Understanding how a healthy brain interprets sensory signals and guides actions, and why an unhealthy brain fails to perform these functions properly, is a profound and ambitious goal of 21st century science. Integrating knowledge of neural circuit function into a coherent picture of perception, cognition and action requires extraordinary cooperation and coordination between three research areas: experimentation, data analysis and modeling. The National Science Foundation Theory Team at Columbia University will unite exceptional resources in statistical data analysis and theoretical modeling with an extensive network of experimental collaborators to address the enormous challenges facing neuroscience. Never has the need been greater for theoretical insights and sophisticated data analysis. The field of neuroscience is facing a torrent of complex data from a system that is, itself, extraordinarily complex. Future progress requires developing the ability to extract knowledge and understanding from these data through analyses and modeling that capture the essence of what they mean. The goal of the NeuroNex Theory Team at Columbia is to establish, through the quality of its research, the excellence of its trainees, and the impact of its visitor, dissemination, and outreach programs, a new cooperative paradigm that will move neuroscience to unprecedented levels of discovery and understanding.
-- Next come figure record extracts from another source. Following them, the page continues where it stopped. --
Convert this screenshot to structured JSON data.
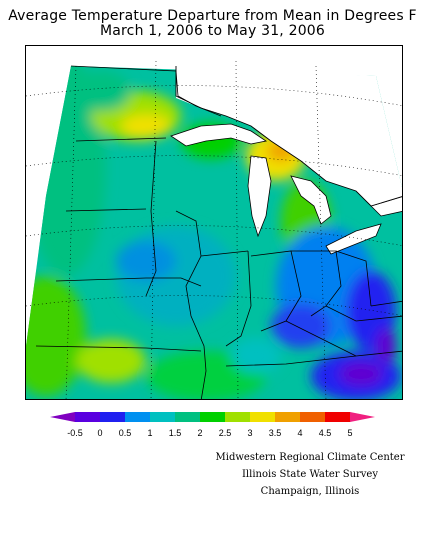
{
  "title": "Average Temperature Departure from Mean in Degrees F",
  "subtitle": "March 1, 2006 to May 31, 2006",
  "legend": {
    "colors": [
      "#8000c0",
      "#5a00e0",
      "#2020f0",
      "#0090f0",
      "#00c0c0",
      "#00c080",
      "#00d000",
      "#a0e000",
      "#f0e000",
      "#f0a000",
      "#f06000",
      "#f00000",
      "#f02080"
    ],
    "tick_labels": [
      "-0.5",
      "0",
      "0.5",
      "1",
      "1.5",
      "2",
      "2.5",
      "3",
      "3.5",
      "4",
      "4.5",
      "5"
    ]
  },
  "credits": {
    "line1": "Midwestern Regional Climate Center",
    "line2": "Illinois State Water Survey",
    "line3": "Champaign, Illinois"
  }
}
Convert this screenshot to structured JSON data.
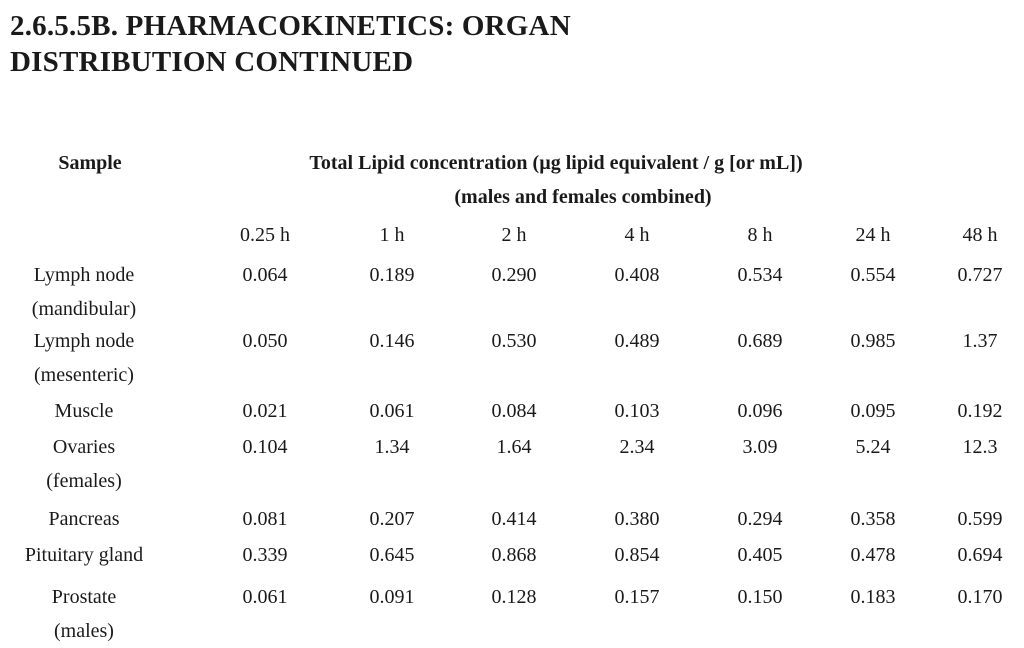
{
  "heading": "2.6.5.5B. PHARMACOKINETICS: ORGAN DISTRIBUTION CONTINUED",
  "table": {
    "sample_header": "Sample",
    "header_line1": "Total Lipid concentration (µg lipid equivalent / g [or mL])",
    "header_line2": "(males and females combined)",
    "timepoints": [
      "0.25 h",
      "1 h",
      "2 h",
      "4 h",
      "8 h",
      "24 h",
      "48 h"
    ],
    "rows": [
      {
        "sample": "Lymph node (mandibular)",
        "sample_lines": [
          "Lymph node",
          "(mandibular)"
        ],
        "values": [
          "0.064",
          "0.189",
          "0.290",
          "0.408",
          "0.534",
          "0.554",
          "0.727"
        ]
      },
      {
        "sample": "Lymph node (mesenteric)",
        "sample_lines": [
          "Lymph node",
          "(mesenteric)"
        ],
        "values": [
          "0.050",
          "0.146",
          "0.530",
          "0.489",
          "0.689",
          "0.985",
          "1.37"
        ]
      },
      {
        "sample": "Muscle",
        "sample_lines": [
          "Muscle"
        ],
        "values": [
          "0.021",
          "0.061",
          "0.084",
          "0.103",
          "0.096",
          "0.095",
          "0.192"
        ]
      },
      {
        "sample": "Ovaries (females)",
        "sample_lines": [
          "Ovaries",
          "(females)"
        ],
        "values": [
          "0.104",
          "1.34",
          "1.64",
          "2.34",
          "3.09",
          "5.24",
          "12.3"
        ]
      },
      {
        "sample": "Pancreas",
        "sample_lines": [
          "Pancreas"
        ],
        "values": [
          "0.081",
          "0.207",
          "0.414",
          "0.380",
          "0.294",
          "0.358",
          "0.599"
        ]
      },
      {
        "sample": "Pituitary gland",
        "sample_lines": [
          "Pituitary gland"
        ],
        "values": [
          "0.339",
          "0.645",
          "0.868",
          "0.854",
          "0.405",
          "0.478",
          "0.694"
        ]
      },
      {
        "sample": "Prostate (males)",
        "sample_lines": [
          "Prostate",
          "(males)"
        ],
        "values": [
          "0.061",
          "0.091",
          "0.128",
          "0.157",
          "0.150",
          "0.183",
          "0.170"
        ]
      }
    ]
  }
}
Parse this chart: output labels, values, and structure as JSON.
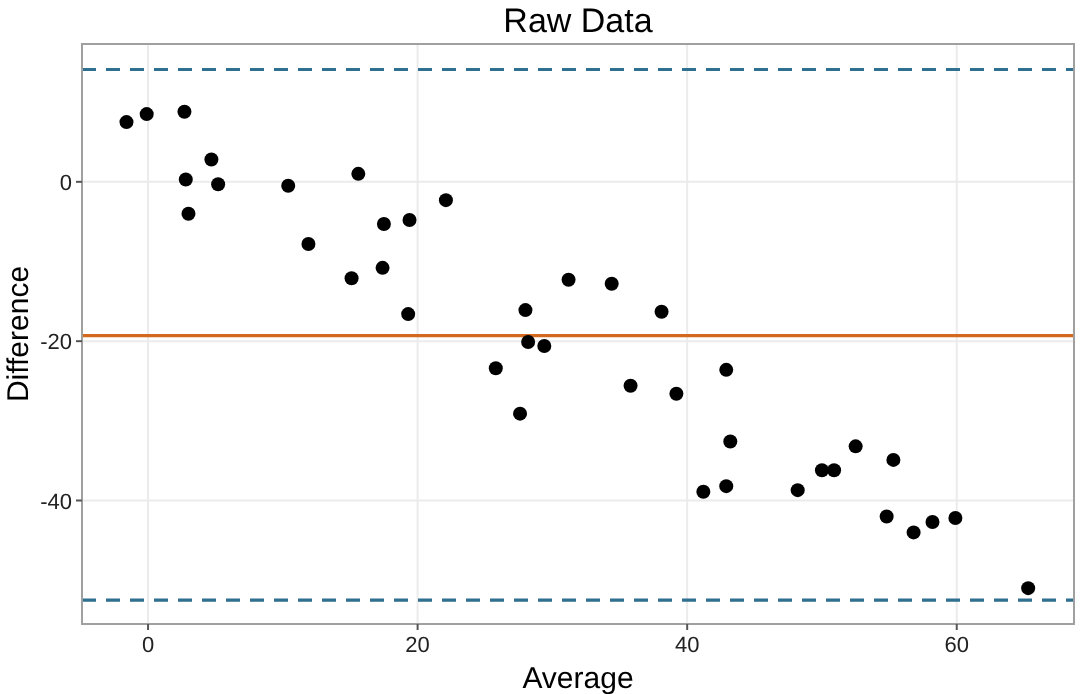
{
  "chart_data": {
    "type": "scatter",
    "title": "Raw Data",
    "xlabel": "Average",
    "ylabel": "Difference",
    "xlim": [
      -4.9,
      68.7
    ],
    "ylim": [
      -55.5,
      17.3
    ],
    "xticks": [
      0,
      20,
      40,
      60
    ],
    "yticks": [
      -40,
      -20,
      0
    ],
    "grid": true,
    "marker": "circle",
    "series": [
      {
        "color": "#000000",
        "x": [
          -1.6,
          -0.1,
          2.7,
          2.8,
          3.0,
          4.7,
          5.2,
          10.4,
          11.9,
          15.1,
          15.6,
          17.5,
          17.4,
          19.4,
          19.3,
          22.1,
          25.8,
          28.0,
          28.2,
          29.4,
          27.6,
          31.2,
          34.4,
          35.8,
          38.1,
          39.2,
          41.2,
          42.9,
          42.9,
          43.2,
          48.2,
          50.0,
          50.9,
          52.5,
          54.8,
          55.3,
          56.8,
          58.2,
          59.9,
          65.3
        ],
        "values": [
          7.5,
          8.5,
          8.8,
          0.3,
          -4.0,
          2.8,
          -0.3,
          -0.5,
          -7.8,
          -12.1,
          1.0,
          -5.3,
          -10.8,
          -4.8,
          -16.6,
          -2.3,
          -23.4,
          -16.1,
          -20.1,
          -20.6,
          -29.1,
          -12.3,
          -12.8,
          -25.6,
          -16.3,
          -26.6,
          -38.9,
          -38.2,
          -23.6,
          -32.6,
          -38.7,
          -36.2,
          -36.2,
          -33.2,
          -42.0,
          -34.9,
          -44.0,
          -42.7,
          -42.2,
          -51.0
        ]
      }
    ],
    "ref_lines": [
      {
        "axis": "y",
        "value": 14.1,
        "color": "#2f6f8f",
        "line_style": "dashed"
      },
      {
        "axis": "y",
        "value": -19.3,
        "color": "#d2691e",
        "line_style": "solid"
      },
      {
        "axis": "y",
        "value": -52.5,
        "color": "#2f6f8f",
        "line_style": "dashed"
      }
    ]
  }
}
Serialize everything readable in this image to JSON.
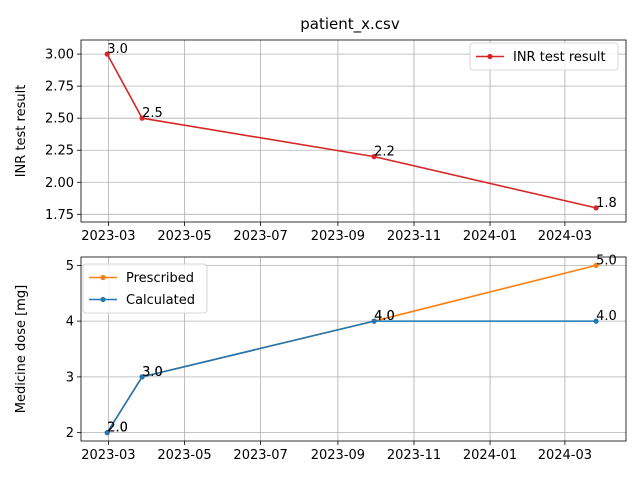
{
  "colors": {
    "inr": "#d62728",
    "prescribed": "#ff7f0e",
    "calculated": "#1f77b4",
    "grid": "#b0b0b0",
    "axis": "#000000"
  },
  "chart_data": [
    {
      "type": "line",
      "title": "patient_x.csv",
      "xlabel": "",
      "ylabel": "INR test result",
      "xlim": [
        "2023-02-07",
        "2024-04-19"
      ],
      "ylim": [
        1.69,
        3.11
      ],
      "x_ticks": [
        "2023-03-01",
        "2023-05-01",
        "2023-07-01",
        "2023-09-01",
        "2023-11-01",
        "2024-01-01",
        "2024-03-01"
      ],
      "x_tick_labels": [
        "2023-03",
        "2023-05",
        "2023-07",
        "2023-09",
        "2023-11",
        "2024-01",
        "2024-03"
      ],
      "y_ticks": [
        1.75,
        2.0,
        2.25,
        2.5,
        2.75,
        3.0
      ],
      "y_tick_labels": [
        "1.75",
        "2.00",
        "2.25",
        "2.50",
        "2.75",
        "3.00"
      ],
      "grid": true,
      "legend_position": "top-right",
      "series": [
        {
          "name": "INR test result",
          "color": "#d62728",
          "x": [
            "2023-02-28",
            "2023-03-28",
            "2023-09-30",
            "2024-03-26"
          ],
          "values": [
            3.0,
            2.5,
            2.2,
            1.8
          ],
          "labels": [
            "3.0",
            "2.5",
            "2.2",
            "1.8"
          ]
        }
      ]
    },
    {
      "type": "line",
      "title": "",
      "xlabel": "",
      "ylabel": "Medicine dose [mg]",
      "xlim": [
        "2023-02-07",
        "2024-04-19"
      ],
      "ylim": [
        1.85,
        5.15
      ],
      "x_ticks": [
        "2023-03-01",
        "2023-05-01",
        "2023-07-01",
        "2023-09-01",
        "2023-11-01",
        "2024-01-01",
        "2024-03-01"
      ],
      "x_tick_labels": [
        "2023-03",
        "2023-05",
        "2023-07",
        "2023-09",
        "2023-11",
        "2024-01",
        "2024-03"
      ],
      "y_ticks": [
        2,
        3,
        4,
        5
      ],
      "y_tick_labels": [
        "2",
        "3",
        "4",
        "5"
      ],
      "grid": true,
      "legend_position": "top-left",
      "series": [
        {
          "name": "Prescribed",
          "color": "#ff7f0e",
          "x": [
            "2023-02-28",
            "2023-03-28",
            "2023-09-30",
            "2024-03-26"
          ],
          "values": [
            2.0,
            3.0,
            4.0,
            5.0
          ],
          "labels": [
            "2.0",
            "3.0",
            "4.0",
            "5.0"
          ]
        },
        {
          "name": "Calculated",
          "color": "#1f77b4",
          "x": [
            "2023-02-28",
            "2023-03-28",
            "2023-09-30",
            "2024-03-26"
          ],
          "values": [
            2.0,
            3.0,
            4.0,
            4.0
          ],
          "labels": [
            "2.0",
            "3.0",
            "4.0",
            "4.0"
          ]
        }
      ]
    }
  ]
}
High-density electrode recording, wide-field calcium imaging and complex connectivity mapping are bringing neuroscience into an era of extensive multi-area and even whole-brain studies of neural activity and circuitry. The neuroscience community desperately needs new ways of interpreting data obtained from different species using myriad techniques and for thinking about neural processing over large length and time scales and across multiple brain areas. In response to these challenges, two major goals will drive and define research at the NeuroNex Theory Team at Columbia: first, integrating the analysis methods and theoretical models used to infer meaning from data with each other and with the experiments that generate these data; and second, providing analytic tools and theoretical frameworks to understand interactions between multiple brain regions and to draw important overarching lessons from experiments exploiting a variety of techniques across different species. Progress will be made through a tight integration of theoretical techniques with outstanding experimental collaborators working on a variety of systems and species. Graduate and postdoctoral training will stress technical excellence and broad perspectives in both theoretical and experimental neuroscience. Outreach will be made to other researchers through visitor and exchange programs, sponsored meetings and dissemination of research results and high-quality, user-friendly software. Outreach will be made to the broader community by sharing the excitement of neuroscience research with elementary and high school students and with the general public. This NeuroNex Theory Team award is co-funded by the Division of Emerging Frontiers within the Directorate for Biological Sciences, the Division of Physics and the Division of Mathematics within the Directorate of Mathematical and Physical Sciences, and by the Division of Brain and Cognitive Sciences within the Directorate of Social, Behavioral and Economic Sciences, as part of the BRAIN Initiative and NSF's Understanding the Brain activities.